トマトの夕焼け

 夕方の傾いた太陽が町を照らしていた。僕らの歩く道の先を。知らない人の家の屋根を。錆びついた標識を。

「トマトのスープみたいだ」

 そう呟いた彼の視線は、誰かが趣味で手入れをしているのであろう狭い畑に向けられていた。白菜とネギが淡いオレンジ色に染まっているのを見て、彼の言葉に納得する。

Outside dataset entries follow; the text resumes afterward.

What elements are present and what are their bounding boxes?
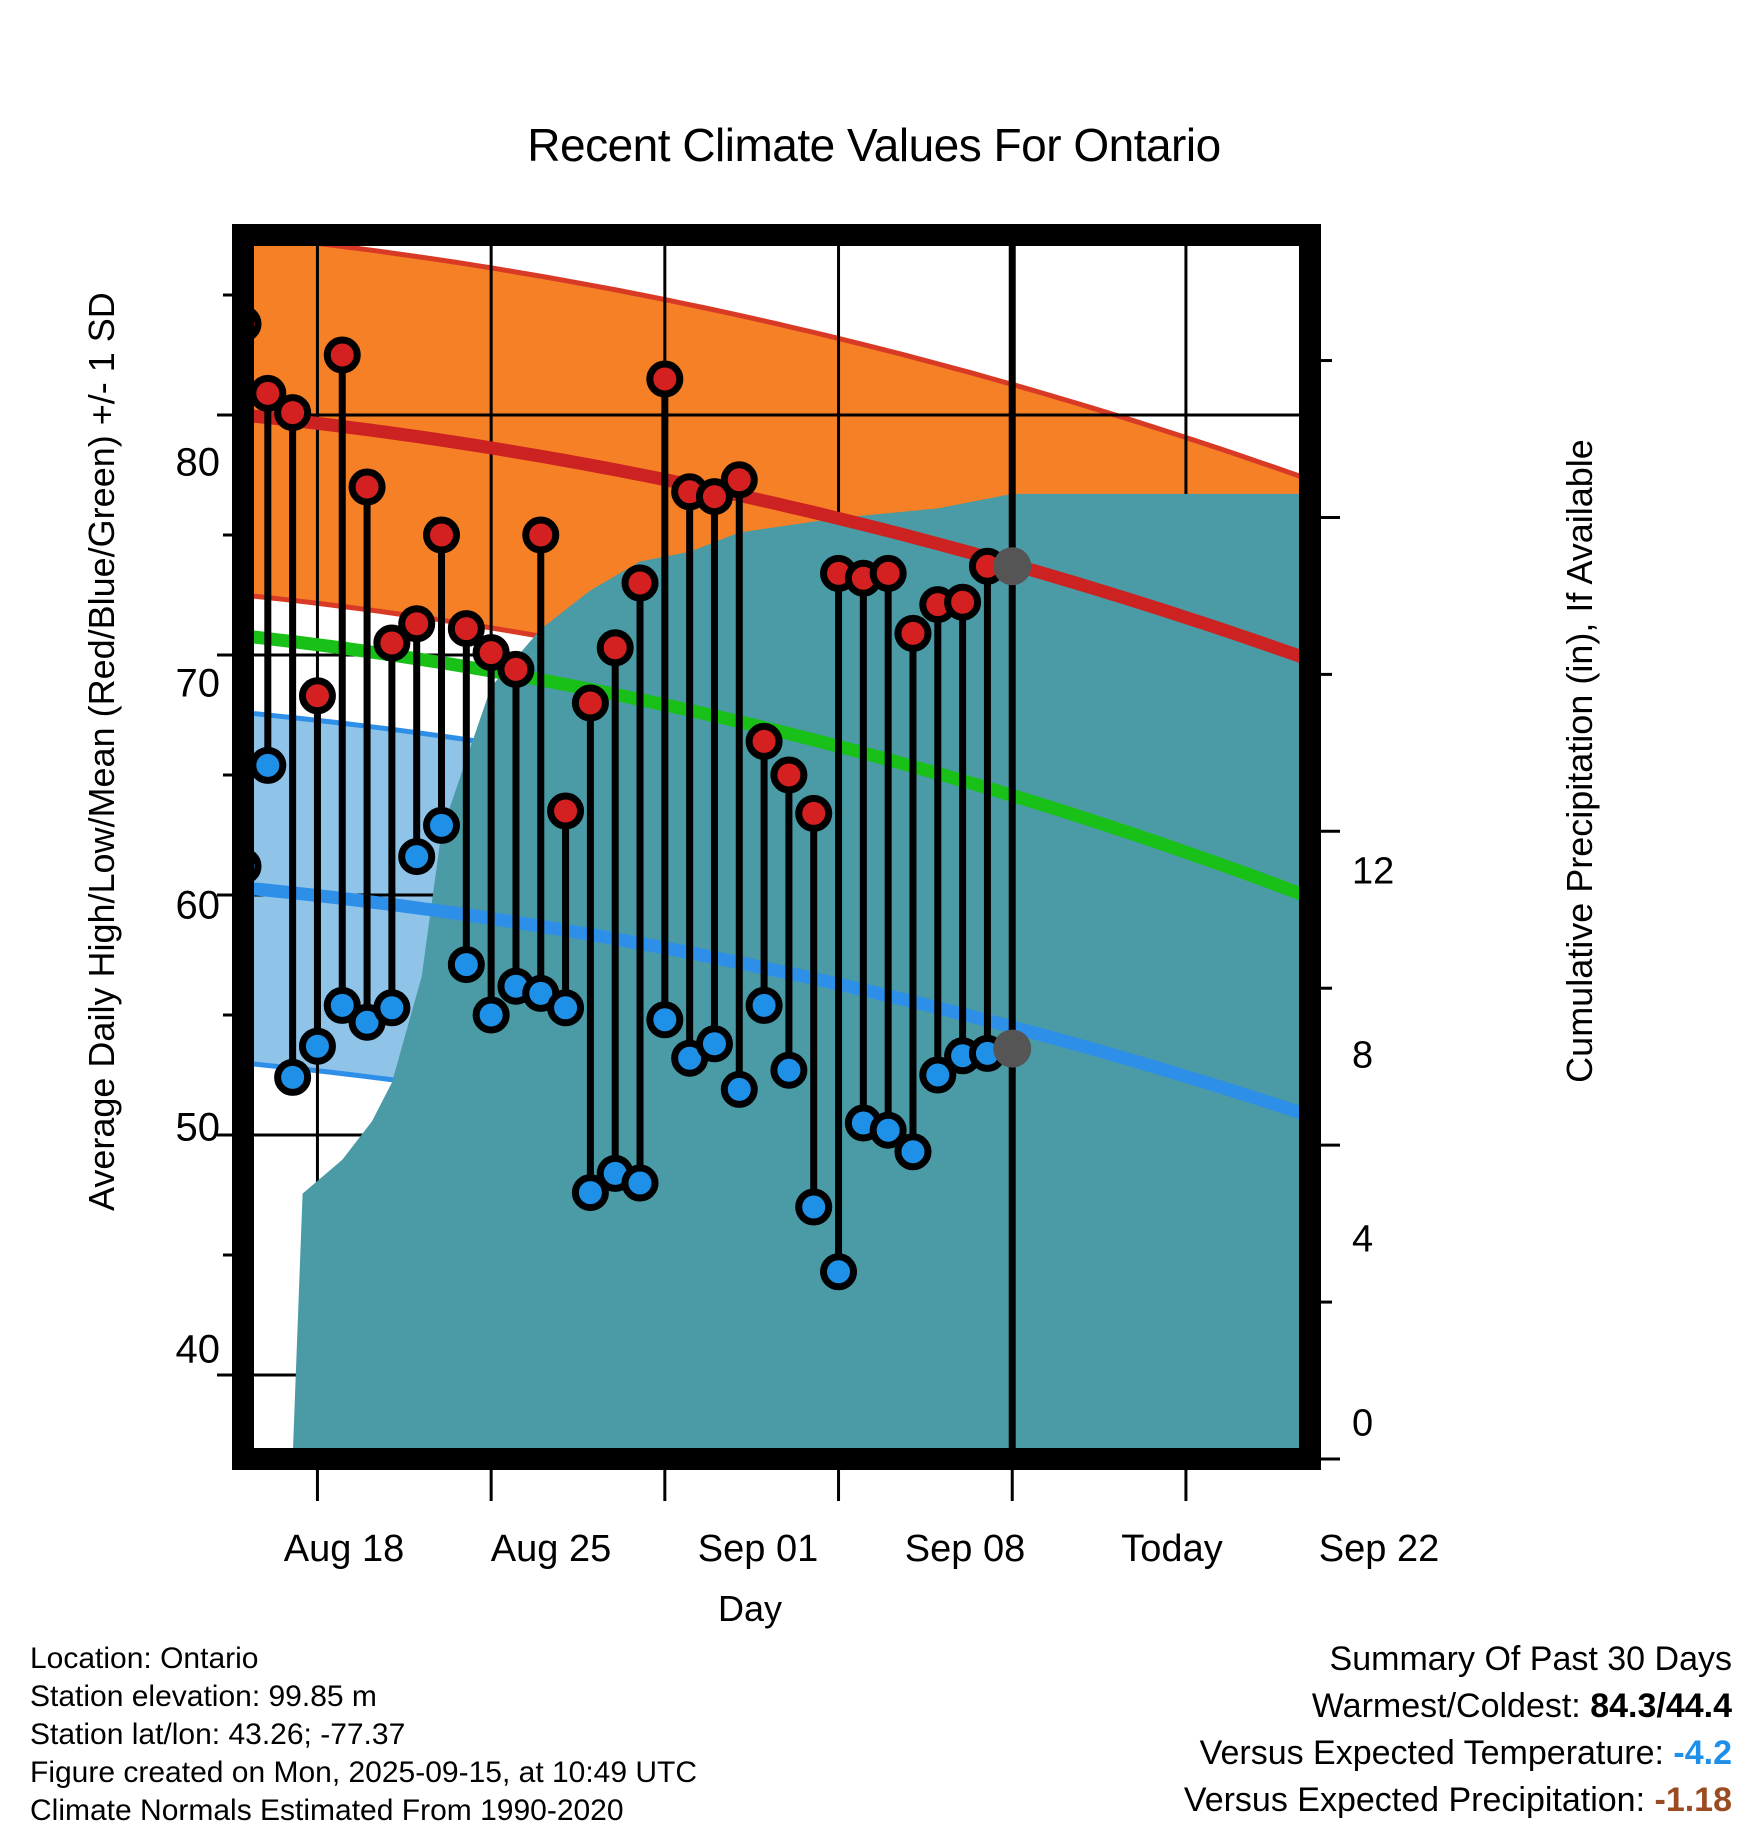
plot-canvas bbox=[0, 0, 1748, 1828]
summary-heading: Summary Of Past 30 Days bbox=[1184, 1636, 1732, 1683]
y-tick-left-70: 70 bbox=[110, 662, 220, 707]
station-metadata: Location: Ontario Station elevation: 99.… bbox=[30, 1640, 697, 1830]
versus-precipitation-row: Versus Expected Precipitation: -1.18 bbox=[1184, 1777, 1732, 1824]
versus-temperature-row: Versus Expected Temperature: -4.2 bbox=[1184, 1730, 1732, 1777]
high-sd-annotation-value: ±7.5°F bbox=[1192, 521, 1289, 561]
y-axis-label-right: Cumulative Precipitation (in), If Availa… bbox=[1559, 311, 1601, 1211]
low-avg-annotation-value: 53.6°F bbox=[1192, 1118, 1290, 1158]
y-tick-right-0: 0 bbox=[1352, 1403, 1373, 1446]
high-sd-annotation-label: 1 SD: bbox=[1192, 481, 1276, 521]
x-tick-today: Today bbox=[1121, 1528, 1222, 1571]
x-tick-sep-22: Sep 22 bbox=[1319, 1528, 1439, 1571]
x-tick-aug-18: Aug 18 bbox=[284, 1528, 404, 1571]
x-axis-label: Day bbox=[0, 1588, 1500, 1630]
y-tick-left-50: 50 bbox=[110, 1106, 220, 1151]
versus-precipitation-label: Versus Expected Precipitation: bbox=[1184, 1781, 1645, 1819]
y-tick-left-80: 80 bbox=[110, 441, 220, 486]
location-line: Location: Ontario bbox=[30, 1640, 697, 1678]
low-sd-annotation-label: 1 SD: bbox=[1192, 942, 1276, 982]
summary-panel: Summary Of Past 30 Days Warmest/Coldest:… bbox=[1184, 1636, 1732, 1824]
precip-window-label-line1: 30 bbox=[1192, 1358, 1229, 1400]
latlon-line: Station lat/lon: 43.26; -77.37 bbox=[30, 1716, 697, 1754]
high-avg-annotation-label: Avg: bbox=[1192, 617, 1264, 657]
x-tick-sep-01: Sep 01 bbox=[698, 1528, 818, 1571]
elevation-line: Station elevation: 99.85 m bbox=[30, 1678, 697, 1716]
y-tick-right-12: 12 bbox=[1352, 851, 1394, 894]
climate-figure: Recent Climate Values For Ontario Averag… bbox=[0, 0, 1748, 1828]
warmest-coldest-label: Warmest/Coldest: bbox=[1312, 1687, 1581, 1725]
warmest-coldest-row: Warmest/Coldest: 84.3/44.4 bbox=[1184, 1683, 1732, 1730]
versus-temperature-value: -4.2 bbox=[1673, 1734, 1732, 1772]
precip-window-label-line2: Days bbox=[1192, 1400, 1271, 1442]
y-tick-left-60: 60 bbox=[110, 884, 220, 929]
high-avg-annotation-value: 73.7°F bbox=[1192, 657, 1290, 697]
warmest-coldest-value: 84.3/44.4 bbox=[1590, 1687, 1732, 1725]
low-avg-annotation-label: Avg: bbox=[1192, 1078, 1264, 1118]
x-tick-aug-25: Aug 25 bbox=[491, 1528, 611, 1571]
y-tick-right-4: 4 bbox=[1352, 1219, 1373, 1262]
versus-temperature-label: Versus Expected Temperature: bbox=[1200, 1734, 1664, 1772]
page-title: Recent Climate Values For Ontario bbox=[0, 118, 1748, 172]
low-sd-annotation-value: ±7.3°F bbox=[1192, 982, 1289, 1022]
normals-line: Climate Normals Estimated From 1990-2020 bbox=[30, 1792, 697, 1830]
x-tick-sep-08: Sep 08 bbox=[905, 1528, 1025, 1571]
created-line: Figure created on Mon, 2025-09-15, at 10… bbox=[30, 1754, 697, 1792]
y-tick-right-8: 8 bbox=[1352, 1035, 1373, 1078]
versus-precipitation-value: -1.18 bbox=[1655, 1781, 1733, 1819]
y-tick-left-40: 40 bbox=[110, 1328, 220, 1373]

「なるほど、確かにね。また作ってよ。この前のおいしかった」

「……わかった。けど、今日は寿司と蕎麦だからな」

 彼の指先にぶら下がったビニール袋の中には蕎麦とネギとかまぼこが無造作に入っている。かつおぶしはまだ冷蔵庫にあったはずだ。

「もう今年も終わっちゃうね」

 今日は一年で最後の日。明日からはまた新しい一年が始まる。そして気が付いたら来年も最後の一日を迎えているのだろう。僕はあっという間に年をとっていく。ハヤトもどんどん大人になっていく。

「寂しい?」

「うーん、よくわからないや」

 あんまり実感も湧かなくて、と彼は首を傾げた。髪が揺れて隠れていた耳が覗く。うっすらと赤く縁取られた耳は、触れるまでもなく冷たいのだろうと予想がついた。僕は思わず手を伸ばす。指先がかすかに痛んだ。びくりと彼は肩を揺らす。

「うわ、なんだよ!」

「冷たそうだなって思って」

「そりゃあ冷たいけどさ……」

 そう呟きながらも、耳をつまむ僕の手を振り払う事はしなかった。

「温かくなった?」

「マツバの手が冷えてるから全然」

「あ、ごめん」

 そういえば冷え性だったと思い出した僕は手を離した。指が冷えていては、いくら触れていても温かくなどならないだろう。手袋をしてくるんだったと考える。まだ夜にはなっていないから大丈夫かと思ってしまったのが甘かった。夕方の空気はもう十分に冷たい。

「寒いね」

「そうだな。帰ったら吸い物も作ろう」

 ハヤトは袋を逆の手に持ち替えて、赤くなった指先に息を吐きかけた。どうやら彼も油断したらしい。

「手でも繋ぐ?」

「……いきなり何言い出すんだよ。まだ明るいし、誰かに見られるぞ」

「こんな寒い中出歩く人なんてそんなにいないよ」

 彼は振り返って僕たちが歩いてきた道を見た。それから辺りを見回して、しばらくマフラーに口元を埋めて黙り込んだ後ようやく手を繋いでくれた。

「冷たい」

 不機嫌そうな低い声でぼそぼそと彼はそう言った。

「放す?」

「いい。このままでいい」

 そう、と答える自分の声が想像していたよりも柔らかい。口元が緩んでいる事はなんとなくわかった。僕の手は冷えているし、彼の手だって温かいとは言えない。けれど、多分温かいというのはそういう表面上の温度だけはないのだろうと思う。感じる。

「来年もよろしくね」

 返事は聞こえてこなかった。それでも僕の視界の隅には、確かに首を縦に振った彼がいる。